Monday, May 24, 2010
I did something today I never thought I would do. The thought never entered my mind. Almost ten years ago, our family moved into what we felt was a castle and we set down roots as far as the rocky soil of Colorado would allow.

Today I went to the USPS website and changed our address again. The post office gives you a choice between a “temporary” and “permanent” change. I had chosen temporary before because it was always our hope to move back to Colorado. Not to our old house, we knew we couldn’t live there, but some place in the vicinity. Our friends are there. Schools, our church, Walmart.

Today I marked the circle “Permanent,” and put in our current address in Arizona. The act was one in a long list of finals we’ve been going through. This one seemed significant to me. Just a mark on a website. Just a little circle with a black dot inside. How can such a small thing bring up so much pain and hurt?

At the end of the week, if all goes as planned, we will turn over our home to someone who has promised to remediate it correctly. They are paying off the rest of the loan, leaving us with memories and clean credit. It’s a victory of sorts for us, getting out from under the crushing weight of the house. But it’s also a loss.

This Saturday the dumpsters will arrive and everything we treasured, every Pat Conroy book that had been signed by the author, my daughter’s Taylor guitar, my first guitar I bought in tenth grade, all of our clothes, bedding, keepsakes from 27 years of marriage, Christmas ornaments, baby covers—everything we treasured will go into dumpsters.

If the bank had gotten the home, who knows how well it would have been cleaned. This really is the best scenario, but in a way it feels like getting kicked out of the Garden. I wanted to watch my daughters get married in that house. I wanted to write the Great American Novel there. I wanted to bury our dogs in the back yard.

But the hopes and dreams of ten years are going in the dumpster. The Lord gives and he takes away. Blessed be his name. The Lord drives some into the desert, to a dry and thirsty land. And souls are stirred in arid places.

Once, Jesus was asked why a man had been born blind, if it was his own sin or the sin of his parents that had caused his loss of sight. I picture Jesus smiling at them and pausing, knowing what would happen. Knowing what he could do in an instant. The man’s condition, he said, was not because of anyone’s sin, but so that the glory of God could be revealed. And he opened the man’s eyes and he saw for the first time.

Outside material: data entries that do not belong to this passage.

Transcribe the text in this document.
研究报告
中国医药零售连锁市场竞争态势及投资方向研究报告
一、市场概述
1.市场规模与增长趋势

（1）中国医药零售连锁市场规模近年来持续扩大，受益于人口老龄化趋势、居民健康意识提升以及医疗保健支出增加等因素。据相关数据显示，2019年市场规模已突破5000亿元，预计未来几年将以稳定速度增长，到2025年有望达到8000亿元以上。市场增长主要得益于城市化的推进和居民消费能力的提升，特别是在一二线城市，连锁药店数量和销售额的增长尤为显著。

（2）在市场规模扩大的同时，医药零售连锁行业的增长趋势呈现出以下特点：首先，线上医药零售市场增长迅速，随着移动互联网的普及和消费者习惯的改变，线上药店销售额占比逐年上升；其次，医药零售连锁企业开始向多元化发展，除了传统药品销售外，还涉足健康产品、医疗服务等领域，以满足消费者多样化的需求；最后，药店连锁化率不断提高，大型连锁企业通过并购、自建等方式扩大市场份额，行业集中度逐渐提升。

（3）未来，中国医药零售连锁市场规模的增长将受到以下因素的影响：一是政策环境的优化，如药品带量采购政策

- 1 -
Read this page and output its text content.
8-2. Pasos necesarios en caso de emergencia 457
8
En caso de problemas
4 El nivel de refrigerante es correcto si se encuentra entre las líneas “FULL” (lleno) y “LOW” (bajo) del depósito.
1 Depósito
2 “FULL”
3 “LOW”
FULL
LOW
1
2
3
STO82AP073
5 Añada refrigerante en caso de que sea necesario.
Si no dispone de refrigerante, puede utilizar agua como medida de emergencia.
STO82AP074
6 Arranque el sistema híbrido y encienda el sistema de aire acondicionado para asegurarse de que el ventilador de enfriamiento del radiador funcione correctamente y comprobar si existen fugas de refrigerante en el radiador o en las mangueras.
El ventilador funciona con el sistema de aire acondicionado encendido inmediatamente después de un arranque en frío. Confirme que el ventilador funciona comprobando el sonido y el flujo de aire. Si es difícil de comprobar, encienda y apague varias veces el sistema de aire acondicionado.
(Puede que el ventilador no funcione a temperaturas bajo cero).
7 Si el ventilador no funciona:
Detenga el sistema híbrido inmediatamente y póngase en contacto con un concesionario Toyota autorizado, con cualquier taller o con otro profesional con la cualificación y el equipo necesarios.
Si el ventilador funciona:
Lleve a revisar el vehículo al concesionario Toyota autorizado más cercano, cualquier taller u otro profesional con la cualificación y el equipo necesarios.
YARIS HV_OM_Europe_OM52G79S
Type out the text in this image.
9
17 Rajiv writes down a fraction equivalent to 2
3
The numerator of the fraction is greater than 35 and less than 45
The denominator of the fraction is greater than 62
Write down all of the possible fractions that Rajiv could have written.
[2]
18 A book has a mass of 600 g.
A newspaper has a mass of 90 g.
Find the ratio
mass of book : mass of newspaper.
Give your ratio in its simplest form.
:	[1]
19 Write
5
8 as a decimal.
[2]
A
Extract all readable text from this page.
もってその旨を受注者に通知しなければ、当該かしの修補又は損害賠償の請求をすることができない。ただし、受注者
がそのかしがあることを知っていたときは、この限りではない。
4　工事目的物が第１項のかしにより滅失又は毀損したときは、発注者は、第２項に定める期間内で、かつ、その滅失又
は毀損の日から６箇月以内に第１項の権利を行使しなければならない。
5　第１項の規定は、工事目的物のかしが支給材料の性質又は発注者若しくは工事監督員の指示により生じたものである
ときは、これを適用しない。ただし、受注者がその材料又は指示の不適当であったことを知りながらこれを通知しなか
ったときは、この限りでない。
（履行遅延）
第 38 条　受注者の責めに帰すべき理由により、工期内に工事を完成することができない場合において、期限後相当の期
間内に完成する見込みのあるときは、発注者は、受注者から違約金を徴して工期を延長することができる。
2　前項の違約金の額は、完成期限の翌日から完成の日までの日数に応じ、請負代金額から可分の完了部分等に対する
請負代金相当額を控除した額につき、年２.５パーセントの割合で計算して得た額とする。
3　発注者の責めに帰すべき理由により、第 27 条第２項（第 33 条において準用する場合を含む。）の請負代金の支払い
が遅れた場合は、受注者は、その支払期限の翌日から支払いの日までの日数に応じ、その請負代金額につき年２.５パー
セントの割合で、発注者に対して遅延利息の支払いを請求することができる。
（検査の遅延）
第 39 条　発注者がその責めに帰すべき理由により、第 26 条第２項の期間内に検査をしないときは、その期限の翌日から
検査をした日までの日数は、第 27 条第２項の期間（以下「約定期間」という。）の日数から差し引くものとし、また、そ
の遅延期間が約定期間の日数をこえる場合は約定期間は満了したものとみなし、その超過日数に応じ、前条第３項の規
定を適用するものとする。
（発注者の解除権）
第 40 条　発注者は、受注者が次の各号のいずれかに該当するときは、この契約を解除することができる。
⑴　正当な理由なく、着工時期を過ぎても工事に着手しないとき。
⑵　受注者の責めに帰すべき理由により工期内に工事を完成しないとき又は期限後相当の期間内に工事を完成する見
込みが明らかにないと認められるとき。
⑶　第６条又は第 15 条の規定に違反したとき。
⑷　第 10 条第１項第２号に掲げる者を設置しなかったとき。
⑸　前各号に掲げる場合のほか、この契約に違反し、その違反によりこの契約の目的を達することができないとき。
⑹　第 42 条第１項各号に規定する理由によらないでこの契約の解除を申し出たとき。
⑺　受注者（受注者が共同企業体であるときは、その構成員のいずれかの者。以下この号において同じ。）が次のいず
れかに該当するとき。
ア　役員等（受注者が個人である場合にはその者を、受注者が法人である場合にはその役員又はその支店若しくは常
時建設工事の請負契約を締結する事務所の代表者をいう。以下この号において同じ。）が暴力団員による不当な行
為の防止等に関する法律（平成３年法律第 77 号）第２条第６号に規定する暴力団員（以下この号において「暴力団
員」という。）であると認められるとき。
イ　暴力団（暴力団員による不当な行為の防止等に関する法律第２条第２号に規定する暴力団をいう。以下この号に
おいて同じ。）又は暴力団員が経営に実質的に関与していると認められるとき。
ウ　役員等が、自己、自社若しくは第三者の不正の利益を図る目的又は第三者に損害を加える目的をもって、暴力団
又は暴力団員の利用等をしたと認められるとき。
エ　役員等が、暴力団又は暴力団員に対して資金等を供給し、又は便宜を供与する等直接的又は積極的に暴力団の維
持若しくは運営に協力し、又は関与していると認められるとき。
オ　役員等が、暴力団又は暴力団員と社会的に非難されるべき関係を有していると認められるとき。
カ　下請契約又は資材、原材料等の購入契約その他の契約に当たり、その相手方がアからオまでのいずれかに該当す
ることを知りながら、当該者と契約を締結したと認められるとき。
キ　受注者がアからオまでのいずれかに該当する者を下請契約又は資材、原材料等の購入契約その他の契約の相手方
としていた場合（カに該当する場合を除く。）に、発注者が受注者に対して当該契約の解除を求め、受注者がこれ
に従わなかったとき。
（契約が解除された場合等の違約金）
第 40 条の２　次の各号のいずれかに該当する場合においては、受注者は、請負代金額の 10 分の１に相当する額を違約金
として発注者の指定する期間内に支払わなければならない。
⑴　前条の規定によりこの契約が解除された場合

Filled dumpsters seem an unlikely place for the glory of God to be revealed. But I have the faith to believe it. And I’m praying for eyes that can see.
Wednesday, May 19, 2010
You have to keep your sense of humor when things are falling apart. This morning I was sitting in the palatial environs of the International Headquarters of the Chris Fabry Intergalactic Studios, and someone flushed the toilet in the bathroom behind me. I was recording some voiceover for Love Worth Finding, but right at that moment I was reading a line about the "throne room" and casting your burdens down. I couldn't help but chuckle. And then it was a little hard to get the composure back as I tried again to deliver the line in a believable way.

One of the things I won't hear again from our house in Colorado is my blooper reel. I remember one section on there when Carl Metcalf was recording some PSAs. He got to a place in the script and got stuck, so he did it again, and again, and then laughed, and at the end he was just laughing so hard you could hear the tears falling.

Carl died a few years ago in a tragic accident. I can still hear his voice. And I think he would have laughed at the "throne room" line as well.

Whatever you're going through today, whatever life has thrown at you, whatever sound you hear over your shoulder while you're trying to be serious, hang in there.